In response to employee questions about how the Supreme Court’s affirmative action ruling would affect Redfin’s diversity policies, Redfin CEO Glenn Kelman posted this message to a Slack channel for all employees.
The Court’s Ruling Doesn’t Apply to Redfin
Many Redfin employees have asked us about Thursday’s Supreme Court ruling on affirmative action at Harvard College and the University of North Carolina. The ruling is limited to colleges that get federal funding, not businesses. Unlike colleges, Redfin does not and will not apply different hiring criteria to applicants based on their race, ethnicity, gender, or sexual orientation. We don’t and won’t consider those factors when evaluating an individual’s performance.

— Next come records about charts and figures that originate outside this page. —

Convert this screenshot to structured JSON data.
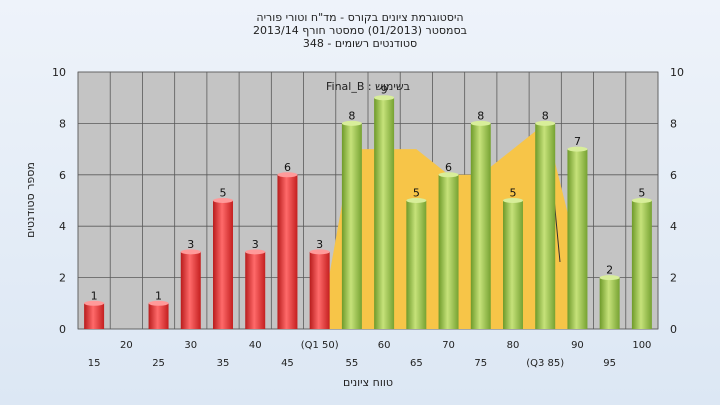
{
  "chart_data": {
    "type": "bar",
    "title_lines": [
      "היסטוגרמת ציונים בקורס - מד\"ח וטורי פוריה",
      "בסמסטר  (01/2013)  סמסטר חורף 2013/14",
      "סטודנטים רשומים - 348"
    ],
    "xlabel": "טווח ציונים",
    "ylabel": "מספר סטודנטים",
    "annotation": "בשימוש : Final_B",
    "ylim": [
      0,
      10
    ],
    "yticks": [
      0,
      2,
      4,
      6,
      8,
      10
    ],
    "grid": true,
    "categories": [
      "15",
      "20",
      "25",
      "30",
      "35",
      "40",
      "45",
      "50",
      "55",
      "60",
      "65",
      "70",
      "75",
      "80",
      "85",
      "90",
      "95",
      "100"
    ],
    "category_labels": [
      "15",
      "20",
      "25",
      "30",
      "35",
      "40",
      "45",
      "(Q1 50)",
      "55",
      "60",
      "65",
      "70",
      "75",
      "80",
      "(Q3 85)",
      "90",
      "95",
      "100"
    ],
    "values": [
      1,
      null,
      1,
      3,
      5,
      3,
      6,
      3,
      8,
      9,
      5,
      6,
      8,
      5,
      8,
      7,
      2,
      5
    ],
    "bar_colors": {
      "low": "#e03030",
      "high": "#8fbf40"
    },
    "high_from_category": "55",
    "band": {
      "color": "#f7c548",
      "values": [
        null,
        null,
        null,
        null,
        null,
        null,
        null,
        0,
        7,
        7,
        7,
        6,
        6,
        7,
        8,
        3,
        null,
        null
      ]
    }
  }
}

Our new-hire training, manager training and leadership-development program are for all employees.
We Make Data-Driven Decisions About Groups of People, Not Individuals
When we have data that indicates a large group of employees over many years is less likely to get promoted or more likely to quit, including Black real estate agents or managers of color, we work to solve that problem, often by developing a program focused on that problem. This is the oldest rhythm in human endeavors, to identify a problem and then to solve it. It isn’t driven by preconceived notions about race or gender, or an obligation to right historical wrongs. But neither is it willfully blind to the ancient, tribal ways groups of people can make decisions and work together. We have to be careful and thoughtful about being fair.
We Don’t Care if Diversity is Fashionable or Unfashionable
The law will always support that. Beyond the law, last week’s ruling may signal a shift in American culture away from diversity. As a real estate company, we won’t be a part of any such shift. Our diversity is foundational to making housing accessible to all. If, as part of this shift, businesses’ commitment to diversity becomes less trendy and more substantive, with less rhetoric and more results, I’ll be relieved. We don’t support diversity at Redfin because diversity is popular, or to tell people that we tried. We do it because the most basic obligations of power are to be welcoming and fair. In the courts and in our conscience, that’s what we’ll be accountable for.